DBV Technologies announced last month that they have withdrawn their Biologics License Application (BLA) for Viaskin Peanut for the treatment of peanut allergy in children four to 11 years of age, after discussions with the U.S. Food and Drug Administration (FDA).

“Although the agency did not reference any medical or clinical questions with the submission of Viaskin Peanut, the FDA did communicate that the level of detail with regards to data on manufacturing and quality controls was insufficient in the BLA,” said Daniel Tassé, Chief Executive Officer of DBV Technologies. “We remain confident in the clinical profile of Viaskin Peanut and its potential to offer treatment to peanut-allergic children. Our plan is to address these concerns as quickly as possible and to work closely with the FDA to provide an updated and complete file.”

According to DBV, all ongoing clinical trials with Viaskin Peanut will continue as planned.

Read the full press release.

Research: Aimmune begins Phase 2 oral immunotherapy study in egg allergic patients

Aimmune Therapeutics, Inc., the biopharmaceutical company known for developing treatments such as AR101, an investigational oral immunotherapy (OIT) for the treatment of peanut allergy, announced they will be developing a new drug application for AR201 for the treatment of egg allergy.

Academic studies of the oral immunotherapy approach for egg allergy treatment have shown efficacy, and Aimmune’s AR201 program will study this more broadly, with a biologic drug product, in order to enable widespread availability of a potential treatment.

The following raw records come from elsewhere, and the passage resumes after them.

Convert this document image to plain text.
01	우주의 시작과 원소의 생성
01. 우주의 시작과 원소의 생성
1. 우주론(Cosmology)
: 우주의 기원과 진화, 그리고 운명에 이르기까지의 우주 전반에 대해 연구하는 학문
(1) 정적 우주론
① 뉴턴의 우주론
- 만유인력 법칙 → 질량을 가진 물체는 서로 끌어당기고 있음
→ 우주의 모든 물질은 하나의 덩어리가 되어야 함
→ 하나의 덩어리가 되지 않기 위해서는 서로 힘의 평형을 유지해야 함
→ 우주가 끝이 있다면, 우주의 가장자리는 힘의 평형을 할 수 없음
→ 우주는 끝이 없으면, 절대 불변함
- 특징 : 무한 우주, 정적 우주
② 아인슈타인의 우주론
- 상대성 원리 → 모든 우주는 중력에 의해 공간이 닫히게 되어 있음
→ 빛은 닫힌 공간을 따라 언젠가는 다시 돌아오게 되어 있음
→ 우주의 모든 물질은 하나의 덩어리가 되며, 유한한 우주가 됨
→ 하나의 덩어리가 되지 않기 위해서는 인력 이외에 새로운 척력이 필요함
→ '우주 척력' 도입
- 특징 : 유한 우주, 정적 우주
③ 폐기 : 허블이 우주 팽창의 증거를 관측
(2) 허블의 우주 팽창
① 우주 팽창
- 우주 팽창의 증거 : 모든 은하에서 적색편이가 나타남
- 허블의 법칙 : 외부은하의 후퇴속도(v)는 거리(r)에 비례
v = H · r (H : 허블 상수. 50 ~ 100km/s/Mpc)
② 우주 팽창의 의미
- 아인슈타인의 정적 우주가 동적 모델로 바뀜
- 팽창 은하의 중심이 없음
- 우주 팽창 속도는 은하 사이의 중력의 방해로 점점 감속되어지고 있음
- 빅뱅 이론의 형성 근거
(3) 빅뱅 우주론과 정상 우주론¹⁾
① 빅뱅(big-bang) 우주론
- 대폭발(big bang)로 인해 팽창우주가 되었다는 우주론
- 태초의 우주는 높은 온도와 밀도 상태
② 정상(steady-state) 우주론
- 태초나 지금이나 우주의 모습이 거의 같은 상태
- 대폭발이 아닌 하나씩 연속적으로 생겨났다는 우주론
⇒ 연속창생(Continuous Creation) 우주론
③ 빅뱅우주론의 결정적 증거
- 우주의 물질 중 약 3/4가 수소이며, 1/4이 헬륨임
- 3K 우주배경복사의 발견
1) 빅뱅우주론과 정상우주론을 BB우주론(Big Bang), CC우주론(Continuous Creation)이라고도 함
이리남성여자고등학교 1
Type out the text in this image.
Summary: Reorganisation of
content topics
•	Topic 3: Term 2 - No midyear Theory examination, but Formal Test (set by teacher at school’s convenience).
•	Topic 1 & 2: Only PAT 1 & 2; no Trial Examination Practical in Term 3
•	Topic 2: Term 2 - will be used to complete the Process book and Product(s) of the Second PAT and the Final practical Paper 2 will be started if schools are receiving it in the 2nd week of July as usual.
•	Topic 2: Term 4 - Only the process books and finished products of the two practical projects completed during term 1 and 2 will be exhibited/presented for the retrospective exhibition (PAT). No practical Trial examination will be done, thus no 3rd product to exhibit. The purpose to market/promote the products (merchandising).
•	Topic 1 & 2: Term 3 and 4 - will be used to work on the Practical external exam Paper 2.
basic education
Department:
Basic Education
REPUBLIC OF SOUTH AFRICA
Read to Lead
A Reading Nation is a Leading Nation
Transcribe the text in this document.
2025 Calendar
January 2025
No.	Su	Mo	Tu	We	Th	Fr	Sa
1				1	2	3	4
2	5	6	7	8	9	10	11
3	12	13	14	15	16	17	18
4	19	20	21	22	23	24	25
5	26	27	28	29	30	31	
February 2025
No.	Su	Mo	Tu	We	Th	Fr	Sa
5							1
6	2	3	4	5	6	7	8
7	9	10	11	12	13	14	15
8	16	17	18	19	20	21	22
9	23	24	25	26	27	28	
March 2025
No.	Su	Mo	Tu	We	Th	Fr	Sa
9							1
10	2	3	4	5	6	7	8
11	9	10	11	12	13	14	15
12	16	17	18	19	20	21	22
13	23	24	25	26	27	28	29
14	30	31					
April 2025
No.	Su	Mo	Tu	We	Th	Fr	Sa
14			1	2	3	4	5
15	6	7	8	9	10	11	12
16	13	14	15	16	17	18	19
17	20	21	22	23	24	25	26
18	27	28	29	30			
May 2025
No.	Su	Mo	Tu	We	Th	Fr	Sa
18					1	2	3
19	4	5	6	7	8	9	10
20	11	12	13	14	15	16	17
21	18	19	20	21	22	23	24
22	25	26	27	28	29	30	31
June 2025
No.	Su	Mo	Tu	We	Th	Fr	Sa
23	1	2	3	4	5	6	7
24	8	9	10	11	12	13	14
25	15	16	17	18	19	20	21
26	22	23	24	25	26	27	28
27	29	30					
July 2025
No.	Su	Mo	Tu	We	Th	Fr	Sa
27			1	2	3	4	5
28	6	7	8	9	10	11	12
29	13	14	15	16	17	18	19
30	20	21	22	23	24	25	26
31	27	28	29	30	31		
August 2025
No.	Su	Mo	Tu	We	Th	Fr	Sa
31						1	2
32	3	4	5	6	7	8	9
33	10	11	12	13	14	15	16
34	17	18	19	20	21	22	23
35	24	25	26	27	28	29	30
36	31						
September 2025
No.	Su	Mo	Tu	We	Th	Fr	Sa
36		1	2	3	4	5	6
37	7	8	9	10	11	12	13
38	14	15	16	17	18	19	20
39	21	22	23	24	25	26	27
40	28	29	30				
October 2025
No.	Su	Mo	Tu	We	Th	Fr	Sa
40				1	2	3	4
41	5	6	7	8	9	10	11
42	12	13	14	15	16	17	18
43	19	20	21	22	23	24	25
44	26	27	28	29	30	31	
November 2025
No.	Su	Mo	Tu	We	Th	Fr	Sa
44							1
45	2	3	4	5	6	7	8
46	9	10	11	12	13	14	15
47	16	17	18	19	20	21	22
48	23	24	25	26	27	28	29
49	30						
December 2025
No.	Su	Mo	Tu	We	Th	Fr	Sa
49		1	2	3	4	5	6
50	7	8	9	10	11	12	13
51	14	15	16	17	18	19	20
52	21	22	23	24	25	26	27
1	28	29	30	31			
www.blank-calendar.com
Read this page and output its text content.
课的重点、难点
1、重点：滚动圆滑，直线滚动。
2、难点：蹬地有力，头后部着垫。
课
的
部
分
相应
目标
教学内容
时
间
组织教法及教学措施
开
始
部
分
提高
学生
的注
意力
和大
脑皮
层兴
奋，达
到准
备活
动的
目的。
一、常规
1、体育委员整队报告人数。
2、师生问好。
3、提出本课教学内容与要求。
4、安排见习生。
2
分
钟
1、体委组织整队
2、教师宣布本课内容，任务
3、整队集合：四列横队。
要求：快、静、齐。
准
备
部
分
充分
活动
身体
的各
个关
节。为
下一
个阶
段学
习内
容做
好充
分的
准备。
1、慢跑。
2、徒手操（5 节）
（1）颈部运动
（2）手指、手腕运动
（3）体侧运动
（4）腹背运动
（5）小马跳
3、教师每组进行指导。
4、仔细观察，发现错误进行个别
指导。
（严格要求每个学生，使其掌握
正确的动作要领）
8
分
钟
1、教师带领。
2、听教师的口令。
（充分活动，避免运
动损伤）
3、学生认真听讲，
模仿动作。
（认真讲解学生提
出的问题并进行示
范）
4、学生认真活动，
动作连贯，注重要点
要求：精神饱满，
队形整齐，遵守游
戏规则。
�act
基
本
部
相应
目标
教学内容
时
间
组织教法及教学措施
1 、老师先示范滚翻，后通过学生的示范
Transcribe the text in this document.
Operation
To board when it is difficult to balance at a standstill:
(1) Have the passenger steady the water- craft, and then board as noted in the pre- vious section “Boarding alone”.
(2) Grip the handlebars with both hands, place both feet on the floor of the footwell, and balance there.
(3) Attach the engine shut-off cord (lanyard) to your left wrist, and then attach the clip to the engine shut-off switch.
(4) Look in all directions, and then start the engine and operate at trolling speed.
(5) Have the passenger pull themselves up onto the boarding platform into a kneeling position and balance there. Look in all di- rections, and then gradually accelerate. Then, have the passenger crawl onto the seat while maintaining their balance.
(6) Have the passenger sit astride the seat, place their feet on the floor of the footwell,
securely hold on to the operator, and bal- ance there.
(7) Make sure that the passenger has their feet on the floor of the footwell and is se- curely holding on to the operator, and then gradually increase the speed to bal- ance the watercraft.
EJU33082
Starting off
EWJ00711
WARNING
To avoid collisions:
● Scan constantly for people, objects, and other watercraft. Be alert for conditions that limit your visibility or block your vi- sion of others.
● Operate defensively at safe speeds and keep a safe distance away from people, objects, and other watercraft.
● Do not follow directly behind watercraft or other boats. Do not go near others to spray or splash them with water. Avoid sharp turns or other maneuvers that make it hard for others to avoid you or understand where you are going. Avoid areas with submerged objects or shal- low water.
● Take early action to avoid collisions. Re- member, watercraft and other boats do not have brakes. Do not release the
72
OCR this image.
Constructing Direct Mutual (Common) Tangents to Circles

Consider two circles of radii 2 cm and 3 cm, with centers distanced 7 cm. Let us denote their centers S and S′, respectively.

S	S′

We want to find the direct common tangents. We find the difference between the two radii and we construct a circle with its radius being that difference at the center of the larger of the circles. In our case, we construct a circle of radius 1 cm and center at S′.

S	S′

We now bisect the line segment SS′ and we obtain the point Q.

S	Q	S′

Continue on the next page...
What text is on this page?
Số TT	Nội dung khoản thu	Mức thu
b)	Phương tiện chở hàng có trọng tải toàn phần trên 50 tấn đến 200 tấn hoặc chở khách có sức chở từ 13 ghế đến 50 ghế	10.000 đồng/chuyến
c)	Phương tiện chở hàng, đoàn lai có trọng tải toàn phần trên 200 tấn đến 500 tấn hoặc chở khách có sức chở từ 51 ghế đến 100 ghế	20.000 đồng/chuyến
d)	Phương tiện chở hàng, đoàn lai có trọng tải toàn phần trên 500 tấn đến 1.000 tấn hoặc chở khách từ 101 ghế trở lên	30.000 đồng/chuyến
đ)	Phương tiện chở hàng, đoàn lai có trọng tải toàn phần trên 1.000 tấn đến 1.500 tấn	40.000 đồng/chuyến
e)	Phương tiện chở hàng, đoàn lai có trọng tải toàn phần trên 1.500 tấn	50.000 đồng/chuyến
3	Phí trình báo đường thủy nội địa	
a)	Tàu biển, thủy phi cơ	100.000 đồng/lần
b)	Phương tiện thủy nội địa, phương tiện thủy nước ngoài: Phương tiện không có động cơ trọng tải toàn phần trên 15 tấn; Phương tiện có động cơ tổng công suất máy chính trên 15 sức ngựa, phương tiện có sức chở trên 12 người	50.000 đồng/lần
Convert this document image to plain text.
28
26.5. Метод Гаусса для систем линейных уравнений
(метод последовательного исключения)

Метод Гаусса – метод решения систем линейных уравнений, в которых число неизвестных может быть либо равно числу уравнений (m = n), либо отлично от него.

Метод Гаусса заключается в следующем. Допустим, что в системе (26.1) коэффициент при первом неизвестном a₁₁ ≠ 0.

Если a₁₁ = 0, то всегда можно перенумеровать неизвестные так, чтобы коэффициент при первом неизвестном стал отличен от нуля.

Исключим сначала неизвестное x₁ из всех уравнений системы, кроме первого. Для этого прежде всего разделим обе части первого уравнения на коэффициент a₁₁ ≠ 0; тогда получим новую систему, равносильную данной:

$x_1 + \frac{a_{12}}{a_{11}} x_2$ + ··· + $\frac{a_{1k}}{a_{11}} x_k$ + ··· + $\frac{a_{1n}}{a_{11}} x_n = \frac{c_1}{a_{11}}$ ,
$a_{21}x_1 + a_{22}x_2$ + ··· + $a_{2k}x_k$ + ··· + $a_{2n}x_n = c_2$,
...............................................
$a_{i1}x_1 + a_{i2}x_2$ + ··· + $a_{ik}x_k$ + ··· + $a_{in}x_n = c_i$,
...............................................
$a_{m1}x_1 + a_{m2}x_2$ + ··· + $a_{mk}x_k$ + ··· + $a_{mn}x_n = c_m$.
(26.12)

Phase 2 clinical trials for AR201 are planned for 2019.

Read the full press release.

Research: U.S. study found diet during pregnancy did not impact the baby’s risk of having food allergy

As a first step toward understanding how diet during pregnancy impacts allergies in offspring, a research team led by Karen Robbins, M.D., an allergist at Children’s National Health System, pored through a longitudinal study conducted by the Food and Drug Administration (FDA) and the Centers for Disease Control and Prevention.

The study tracked 2,000 pregnant women from the third trimester of pregnancy and their infants through the first year of life. A small percentage of women said they consumed fewer allergens during pregnancy to stave off food allergies in their newborns.

Despite the diet changes, infants born to these expectant mothers were twice as likely to experience problems with food at age 4 months—though not at age 9 months or 12 months. And these infants were no more likely to be diagnosed with a food allergy.

Read the full article. Please note, this article does not constitute medical advice. Please talk to your doctor about any concerns or questions you may have regarding your own health.

Mythbuster: Are hives or other skin symptoms always present with a severe allergic reaction?

FACT: Some anaphylactic reactions occur without any skin symptoms.

Learn how to recognize the signs and symptoms of an allergic reaction so that you can give life-saving treatment early. Most allergic reactions happen within minutes to a few hours after contact with an allergen. Symptoms and severity of a reaction can differ each time. Keep in mind that an allergic reaction can start with mild symptoms that can get worse quickly.

Bottom line: An allergic reaction can occur without skin symptoms (e.g. hives or swelling) and not every reaction will always look the same, a person can have different symptoms each time.